At DLP Kutztown, detailed financial analysis and variance tracking surfaced inefficiencies expected to drive meaningful cost savings.
Through a comprehensive review of historical operating performance and current-year actuals—benchmarked against market trends—the asset management team, in collaboration with the property management team, Dream Live Prosper Community (DLPC), identified inefficiencies in utility expenses. Once mitigation strategies are implemented onsite by DLPC, these findings are expected to generate significant savings, underscoring how granular data analysis can uncover opportunities to enhance property-level performance.
These insights were identified through DLP’s disciplined budgeting and forecasting process, which evaluates actual financial results through the most recent month available, combined with projections for the remainder of the year. Forecasts are updated monthly as new actuals are published, and once mid-year financials are finalized, budgets are re-forecasted to reflect realized performance. Quarterly reviews highlight the largest variances, allowing teams to course-correct with precision rather than reaction.
The disciplined approach taken at DLP Kutztown reflects a broader commitment to stewardship and risk management.

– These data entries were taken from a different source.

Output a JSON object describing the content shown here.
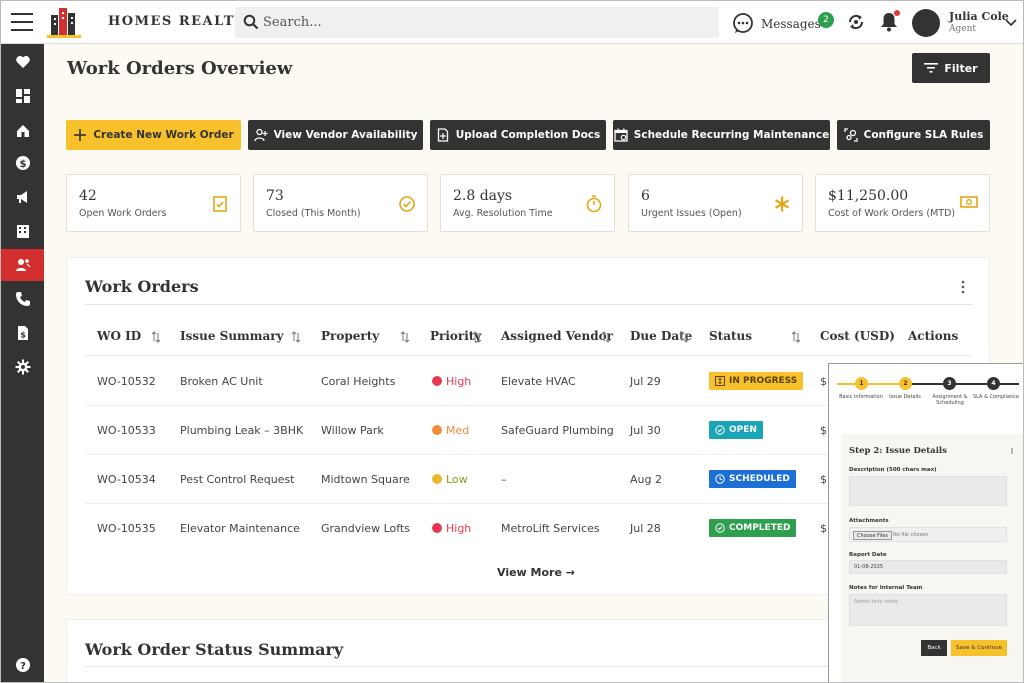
{
  "header": {
    "brand": "HOMES REALTY",
    "search_placeholder": "Search...",
    "messages_label": "Messages",
    "messages_count": "2",
    "user_name": "Julia Cole",
    "user_role": "Agent"
  },
  "sidebar": {
    "items": [
      "heart-icon",
      "dashboard-icon",
      "property-icon",
      "dollar-icon",
      "megaphone-icon",
      "building-icon",
      "users-icon",
      "phone-icon",
      "document-dollar-icon",
      "gear-icon",
      "help-icon"
    ],
    "active": "users-icon"
  },
  "page": {
    "title": "Work Orders Overview",
    "filter_label": "Filter"
  },
  "actions": [
    {
      "label": "Create New Work Order"
    },
    {
      "label": "View Vendor Availability"
    },
    {
      "label": "Upload Completion Docs"
    },
    {
      "label": "Schedule Recurring Maintenance"
    },
    {
      "label": "Configure SLA Rules"
    }
  ],
  "stats": [
    {
      "value": "42",
      "label": "Open Work Orders"
    },
    {
      "value": "73",
      "label": "Closed (This Month)"
    },
    {
      "value": "2.8 days",
      "label": "Avg. Resolution Time"
    },
    {
      "value": "6",
      "label": "Urgent Issues (Open)"
    },
    {
      "value": "$11,250.00",
      "label": "Cost of Work Orders (MTD)"
    }
  ],
  "table": {
    "title": "Work Orders",
    "headers": [
      "WO ID",
      "Issue Summary",
      "Property",
      "Priority",
      "Assigned Vendor",
      "Due Date",
      "Status",
      "Cost (USD)",
      "Actions"
    ],
    "rows": [
      {
        "id": "WO-10532",
        "issue": "Broken AC Unit",
        "property": "Coral Heights",
        "priority": "High",
        "vendor": "Elevate HVAC",
        "due": "Jul 29",
        "status": "IN PROGRESS",
        "cost": "$"
      },
      {
        "id": "WO-10533",
        "issue": "Plumbing Leak – 3BHK",
        "property": "Willow Park",
        "priority": "Med",
        "vendor": "SafeGuard Plumbing",
        "due": "Jul 30",
        "status": "OPEN",
        "cost": "$"
      },
      {
        "id": "WO-10534",
        "issue": "Pest Control Request",
        "property": "Midtown Square",
        "priority": "Low",
        "vendor": "–",
        "due": "Aug 2",
        "status": "SCHEDULED",
        "cost": "$"
      },
      {
        "id": "WO-10535",
        "issue": "Elevator Maintenance",
        "property": "Grandview Lofts",
        "priority": "High",
        "vendor": "MetroLift Services",
        "due": "Jul 28",
        "status": "COMPLETED",
        "cost": "$"
      }
    ],
    "view_more": "View More →"
  },
  "summary": {
    "title": "Work Order Status Summary"
  },
  "colors": {
    "accent": "#f7c12c",
    "dark": "#333333",
    "sidebar_active": "#d32f2f",
    "priority_high": "#e53950",
    "priority_med": "#f28b3c",
    "priority_low": "#e8b82a",
    "status_in_progress": "#f7c12c",
    "status_open": "#1ba3b8",
    "status_scheduled": "#1d6fd8",
    "status_completed": "#2e9e4f"
  },
  "wizard": {
    "steps": [
      {
        "num": "1",
        "label": "Basic Information"
      },
      {
        "num": "2",
        "label": "Issue Details"
      },
      {
        "num": "3",
        "label": "Assignment & Scheduling"
      },
      {
        "num": "4",
        "label": "SLA & Compliance"
      }
    ],
    "title": "Step 2: Issue Details",
    "description_label": "Description (500 chars max)",
    "attachments_label": "Attachments",
    "choose_files": "Choose Files",
    "no_file": "No file chosen",
    "report_date_label": "Report Date",
    "report_date_value": "01-08-2025",
    "notes_label": "Notes for Internal Team",
    "notes_placeholder": "Admin-only notes",
    "back_label": "Back",
    "save_label": "Save & Continue"
  }
}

The budgeting process reduces risk by identifying deferred maintenance items early, allowing teams to plan and execute mitigating repairs before issues escalate. At the same time, it supports improved returns through projected occupancy gains, positive rental rate growth, and refinancing initiatives—including the successful debt refinances completed this past year—designed to reduce the fund’s weighted average cost of capital. Aligning asset management and onsite execution—daily, weekly, monthly, and quarterly—enhances predictability and reinforces operational discipline.
Budgeting at the Asset Level: A Cross-Functional, Months-Long Process
Budgeting is the most important task for the asset manager, as it shows how the strategic plan will be implemented at the property during the following year while accounting for past performance. DLP Kutztown demonstrates how budgeting serves as the first step in driving positive change, serving as the foundation for aligning strategy, execution, and accountability.

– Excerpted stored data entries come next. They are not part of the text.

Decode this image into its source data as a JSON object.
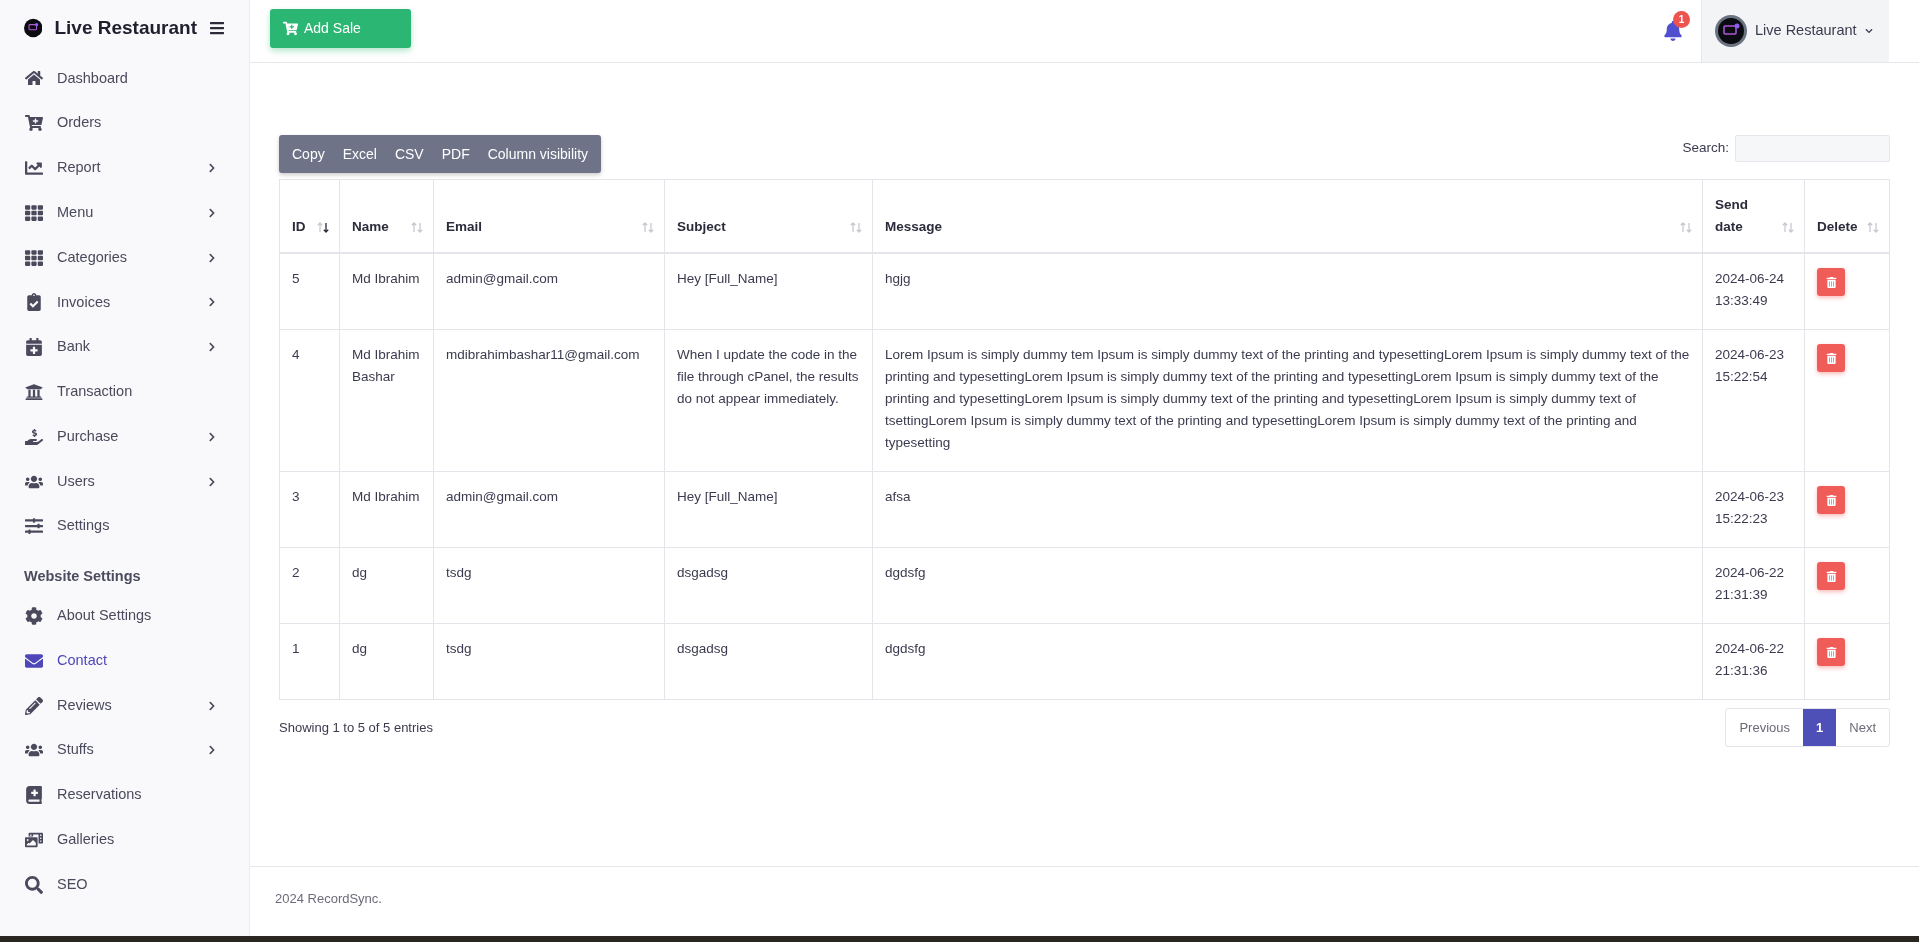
{
  "sidebar": {
    "brand": "Live Restaurant",
    "items": [
      {
        "kind": "link",
        "label": "Dashboard",
        "has_submenu": false,
        "selected": false
      },
      {
        "kind": "link",
        "label": "Orders",
        "has_submenu": false,
        "selected": false
      },
      {
        "kind": "link",
        "label": "Report",
        "has_submenu": true,
        "selected": false
      },
      {
        "kind": "link",
        "label": "Menu",
        "has_submenu": true,
        "selected": false
      },
      {
        "kind": "link",
        "label": "Categories",
        "has_submenu": true,
        "selected": false
      },
      {
        "kind": "link",
        "label": "Invoices",
        "has_submenu": true,
        "selected": false
      },
      {
        "kind": "link",
        "label": "Bank",
        "has_submenu": true,
        "selected": false
      },
      {
        "kind": "link",
        "label": "Transaction",
        "has_submenu": false,
        "selected": false
      },
      {
        "kind": "link",
        "label": "Purchase",
        "has_submenu": true,
        "selected": false
      },
      {
        "kind": "link",
        "label": "Users",
        "has_submenu": true,
        "selected": false
      },
      {
        "kind": "link",
        "label": "Settings",
        "has_submenu": false,
        "selected": false
      },
      {
        "kind": "heading",
        "label": "Website Settings"
      },
      {
        "kind": "link",
        "label": "About Settings",
        "has_submenu": false,
        "selected": false
      },
      {
        "kind": "link",
        "label": "Contact",
        "has_submenu": false,
        "selected": true
      },
      {
        "kind": "link",
        "label": "Reviews",
        "has_submenu": true,
        "selected": false
      },
      {
        "kind": "link",
        "label": "Stuffs",
        "has_submenu": true,
        "selected": false
      },
      {
        "kind": "link",
        "label": "Reservations",
        "has_submenu": false,
        "selected": false
      },
      {
        "kind": "link",
        "label": "Galleries",
        "has_submenu": false,
        "selected": false
      },
      {
        "kind": "link",
        "label": "SEO",
        "has_submenu": false,
        "selected": false
      }
    ]
  },
  "topbar": {
    "add_button": "Add Sale",
    "notification_count": "1",
    "user_name": "Live Restaurant"
  },
  "export_buttons": [
    "Copy",
    "Excel",
    "CSV",
    "PDF",
    "Column visibility"
  ],
  "search": {
    "label": "Search:"
  },
  "table": {
    "columns": [
      {
        "label": "ID",
        "sorted_desc": true
      },
      {
        "label": "Name",
        "sorted_desc": false
      },
      {
        "label": "Email",
        "sorted_desc": false
      },
      {
        "label": "Subject",
        "sorted_desc": false
      },
      {
        "label": "Message",
        "sorted_desc": false
      },
      {
        "label": "Send date",
        "sorted_desc": false
      },
      {
        "label": "Delete",
        "sorted_desc": false
      }
    ],
    "rows": [
      {
        "id": "5",
        "name": "Md Ibrahim",
        "email": "admin@gmail.com",
        "subject": "Hey [Full_Name]",
        "message": "hgjg",
        "send_date": "2024-06-24 13:33:49"
      },
      {
        "id": "4",
        "name": "Md Ibrahim Bashar",
        "email": "mdibrahimbashar11@gmail.com",
        "subject": "When I update the code in the file through cPanel, the results do not appear immediately.",
        "message": "Lorem Ipsum is simply dummy tem Ipsum is simply dummy text of the printing and typesettingLorem Ipsum is simply dummy text of the printing and typesettingLorem Ipsum is simply dummy text of the printing and typesettingLorem Ipsum is simply dummy text of the printing and typesettingLorem Ipsum is simply dummy text of the printing and typesettingLorem Ipsum is simply dummy text of tsettingLorem Ipsum is simply dummy text of the printing and typesettingLorem Ipsum is simply dummy text of the printing and typesetting",
        "send_date": "2024-06-23 15:22:54"
      },
      {
        "id": "3",
        "name": "Md Ibrahim",
        "email": "admin@gmail.com",
        "subject": "Hey [Full_Name]",
        "message": "afsa",
        "send_date": "2024-06-23 15:22:23"
      },
      {
        "id": "2",
        "name": "dg",
        "email": "tsdg",
        "subject": "dsgadsg",
        "message": "dgdsfg",
        "send_date": "2024-06-22 21:31:39"
      },
      {
        "id": "1",
        "name": "dg",
        "email": "tsdg",
        "subject": "dsgadsg",
        "message": "dgdsfg",
        "send_date": "2024-06-22 21:31:36"
      }
    ]
  },
  "info": "Showing 1 to 5 of 5 entries",
  "pagination": [
    {
      "label": "Previous",
      "selected": false
    },
    {
      "label": "1",
      "selected": true
    },
    {
      "label": "Next",
      "selected": false
    }
  ],
  "footer": "2024 RecordSync."
}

For DLP, the budgeting cycle begins with the May property walks, which identify deferred maintenance and anticipated capital improvements for the coming year. The process continues through year-end, sometimes extending into the new year as final adjustments are made following year-end close.
Performance reviews begin with leasing key performance indicators (KPIs), including leads, tours, applications submitted, leases completed, applications denied, and applications cancelled. Ratios between these metrics are analyzed to evaluate marketing effectiveness, sales execution, and market strength. Revenue KPIs include physical and economic occupancy, rental rate growth, concessions as a percentage of effective gross income, and delinquency. Expense performance is benchmarked using expenses per unit per year, compared against both the broader portfolio and market data.

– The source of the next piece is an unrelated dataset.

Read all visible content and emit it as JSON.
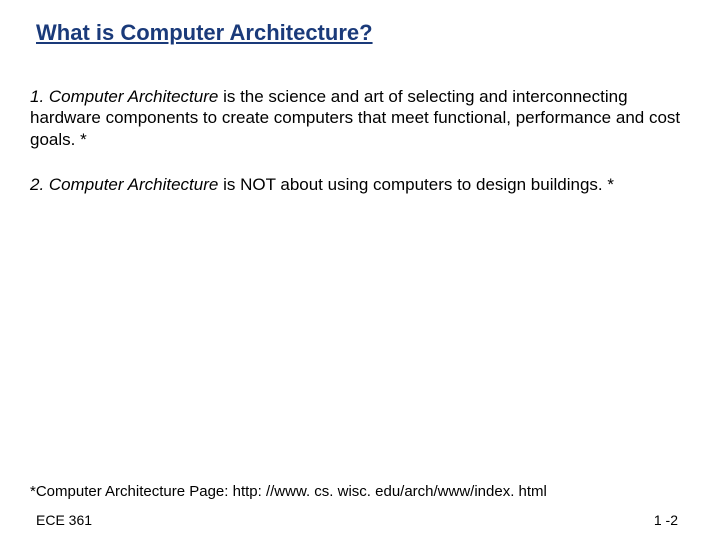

These data-driven reviews are supported by a highly granular budgeting process. For every property—including DLP Kutztown—projections are built for every General Ledger account, for every month. Each assumption incorporates renewal expectations, lease expiration schedules, projected move-ins and move-outs, seasonality, and other operational factors that influence property-level performance. Asset management leads the process, alongside property management (DLPC) and accounting, to benchmark performance against internal properties and the broader market while forecasting interest rate movements and potential refinancing impacts. Property management partners—including DLPC, RREAF, Greystar, and Asset Living—are actively involved throughout the process, collaborating on revenue and expense targets, while accounting ensures consistency with internal policies and procedures.
Investor Impact: Budgets Guide Growth—Execution Delivers Results
Collaborative performance reviews conducted daily, weekly, monthly, and quarterly enable DLP teams to compare KPI ratios and financial results against budget, strengthening predictability across the portfolio. Currently, budgets forecast continued increases in occupancy and positive rental rate growth as current supply is absorbed, supporting projected Net Operating Income (NOI) growth in 2026. While budgeting alone does not improve NOI, successful execution of the strategies outlined in the budgets is what ultimately drives results. All teams play a critical role in executing these plans and building a thriving resident experience.
DLP Kutzdown is only one example of how data-driven insight, disciplined budgeting, and consistent collaboration across DLP teams exemplify stewardship in action. Together, these practices create a framework for effective execution and long-term portfolio performance—ensuring DLP Capital honors the trust placed in it by investors.